- Bradley's Covered Bridge
- Formerly listed on the U.S. National Register of Historic Places
- Nearest city: Troy, South Carolina
- Coordinates: 34°00′52″N 82°20′40″W﻿ / ﻿34.014488°N 82.344313°W
- Area: less than one acre
- Built: 1892
- Architectural style: Howe truss
- NRHP reference No.: 77001512

Significant dates
- Added to NRHP: December 22, 1977
- Removed from NRHP: August 31, 1979

= Bradley's Covered Bridge =

Bradley's Covered Bridge, also known as the Long Cane Covered Bridge, was a covered bridge located near Troy, South Carolina.
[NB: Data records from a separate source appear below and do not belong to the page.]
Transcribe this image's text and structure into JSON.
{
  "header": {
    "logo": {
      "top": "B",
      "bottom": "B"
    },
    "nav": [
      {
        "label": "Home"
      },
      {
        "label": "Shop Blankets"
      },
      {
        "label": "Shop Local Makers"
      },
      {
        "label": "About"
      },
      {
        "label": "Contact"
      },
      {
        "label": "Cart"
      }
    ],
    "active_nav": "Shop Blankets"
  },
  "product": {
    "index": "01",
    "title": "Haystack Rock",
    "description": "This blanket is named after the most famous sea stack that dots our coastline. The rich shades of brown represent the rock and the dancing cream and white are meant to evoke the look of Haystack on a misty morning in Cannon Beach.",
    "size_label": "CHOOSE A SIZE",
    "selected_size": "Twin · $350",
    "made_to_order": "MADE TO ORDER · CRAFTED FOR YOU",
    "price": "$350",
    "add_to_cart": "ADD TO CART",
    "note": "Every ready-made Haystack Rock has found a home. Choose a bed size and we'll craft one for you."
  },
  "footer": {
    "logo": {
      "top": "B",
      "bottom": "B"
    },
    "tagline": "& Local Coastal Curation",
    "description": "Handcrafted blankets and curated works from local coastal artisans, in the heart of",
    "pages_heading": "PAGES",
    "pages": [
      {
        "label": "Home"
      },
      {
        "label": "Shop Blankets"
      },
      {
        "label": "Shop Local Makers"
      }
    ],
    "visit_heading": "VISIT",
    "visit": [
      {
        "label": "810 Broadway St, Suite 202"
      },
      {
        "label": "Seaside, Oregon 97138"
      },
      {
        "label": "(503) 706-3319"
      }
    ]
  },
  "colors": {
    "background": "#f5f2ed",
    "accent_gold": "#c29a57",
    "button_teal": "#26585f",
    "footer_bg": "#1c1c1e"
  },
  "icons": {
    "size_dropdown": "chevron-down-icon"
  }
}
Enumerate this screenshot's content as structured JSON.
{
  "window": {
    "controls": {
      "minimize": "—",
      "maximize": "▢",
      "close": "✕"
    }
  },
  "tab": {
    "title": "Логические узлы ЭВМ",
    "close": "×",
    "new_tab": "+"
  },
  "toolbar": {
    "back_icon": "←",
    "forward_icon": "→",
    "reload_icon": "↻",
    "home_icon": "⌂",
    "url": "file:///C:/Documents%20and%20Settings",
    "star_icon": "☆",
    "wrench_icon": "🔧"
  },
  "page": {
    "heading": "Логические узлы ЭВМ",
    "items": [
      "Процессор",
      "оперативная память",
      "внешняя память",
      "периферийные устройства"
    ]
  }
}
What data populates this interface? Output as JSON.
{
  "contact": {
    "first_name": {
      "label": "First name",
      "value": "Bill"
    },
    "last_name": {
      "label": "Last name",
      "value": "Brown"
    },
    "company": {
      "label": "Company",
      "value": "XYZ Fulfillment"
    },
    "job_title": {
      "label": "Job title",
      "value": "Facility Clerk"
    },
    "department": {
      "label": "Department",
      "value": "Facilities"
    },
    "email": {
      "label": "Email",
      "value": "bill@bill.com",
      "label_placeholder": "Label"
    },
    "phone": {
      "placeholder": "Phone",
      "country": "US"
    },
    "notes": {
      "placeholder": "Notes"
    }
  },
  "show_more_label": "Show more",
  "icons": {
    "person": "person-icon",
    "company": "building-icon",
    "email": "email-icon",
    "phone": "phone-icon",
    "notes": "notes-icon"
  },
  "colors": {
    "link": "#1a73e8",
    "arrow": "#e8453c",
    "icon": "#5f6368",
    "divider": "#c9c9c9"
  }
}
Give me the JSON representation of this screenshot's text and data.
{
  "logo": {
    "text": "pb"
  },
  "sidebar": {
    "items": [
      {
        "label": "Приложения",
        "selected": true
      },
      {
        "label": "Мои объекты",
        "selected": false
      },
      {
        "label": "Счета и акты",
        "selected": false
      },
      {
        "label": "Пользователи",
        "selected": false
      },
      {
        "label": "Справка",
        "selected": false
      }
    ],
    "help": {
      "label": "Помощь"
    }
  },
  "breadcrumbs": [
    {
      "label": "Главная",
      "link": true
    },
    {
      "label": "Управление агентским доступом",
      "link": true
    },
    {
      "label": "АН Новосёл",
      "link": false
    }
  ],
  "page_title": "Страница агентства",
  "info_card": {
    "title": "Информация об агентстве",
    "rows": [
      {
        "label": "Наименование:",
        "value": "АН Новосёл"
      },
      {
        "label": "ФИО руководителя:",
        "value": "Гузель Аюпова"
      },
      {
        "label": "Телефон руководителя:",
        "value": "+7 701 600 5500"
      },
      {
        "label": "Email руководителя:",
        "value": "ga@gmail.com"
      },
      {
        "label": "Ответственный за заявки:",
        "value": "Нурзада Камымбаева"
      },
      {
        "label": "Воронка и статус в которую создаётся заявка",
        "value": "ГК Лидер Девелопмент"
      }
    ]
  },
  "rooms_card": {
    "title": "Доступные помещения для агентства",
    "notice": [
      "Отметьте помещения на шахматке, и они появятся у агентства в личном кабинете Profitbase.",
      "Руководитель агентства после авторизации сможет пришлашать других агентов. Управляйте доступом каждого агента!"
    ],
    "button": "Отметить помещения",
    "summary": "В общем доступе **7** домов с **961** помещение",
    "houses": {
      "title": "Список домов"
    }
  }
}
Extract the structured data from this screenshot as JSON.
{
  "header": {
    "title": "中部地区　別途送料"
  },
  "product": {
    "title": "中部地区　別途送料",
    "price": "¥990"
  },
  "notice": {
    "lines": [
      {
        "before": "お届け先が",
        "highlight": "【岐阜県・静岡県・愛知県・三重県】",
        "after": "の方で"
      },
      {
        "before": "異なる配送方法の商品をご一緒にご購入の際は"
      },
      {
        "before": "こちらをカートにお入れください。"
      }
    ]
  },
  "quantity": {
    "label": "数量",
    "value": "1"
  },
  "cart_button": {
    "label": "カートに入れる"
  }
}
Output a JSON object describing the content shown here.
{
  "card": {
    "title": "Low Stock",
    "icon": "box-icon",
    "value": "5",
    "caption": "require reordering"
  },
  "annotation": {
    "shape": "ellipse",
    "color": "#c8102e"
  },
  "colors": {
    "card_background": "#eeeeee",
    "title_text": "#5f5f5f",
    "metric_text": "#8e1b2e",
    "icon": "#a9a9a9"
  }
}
Until its fiery destruction by vandals, the Long Cane Covered Bridge, listed in the National Register of Historic Places in 1977, was one of three covered bridges in South Carolina. The bridge was constructed in 1892 by Y.P. Reagan to replace an earlier bridge, which had been washed away in January 1892. The new bridge was originally called "Bradley's Bridge" because it was close by John Bradley's mill.

The covered bridge was built in the Howe style, a type of construction, which introduced iron rods into the bridge trusses. That popular design served as a transition from wooden bridges to those built of iron and steel. The bridge was 30 feet high and spanned 163 feet over Long Cane Creek. It rested on two stone abutments with four supporting piers in the creek bed. The bridge consisted of thirteen boxed X-panel trusses with stabilizing iron turnbuckles. Vertical board and batten siding covered the X-panel trusses and was irregularly cut and remained unpainted. The bridge portals were covered with unpainted wooden clapboards, and the roof was covered with tin.

The bridge was destroyed by an arsonist on July 8, 1979, and was subsequently removed from the National Register on August 31, 1979.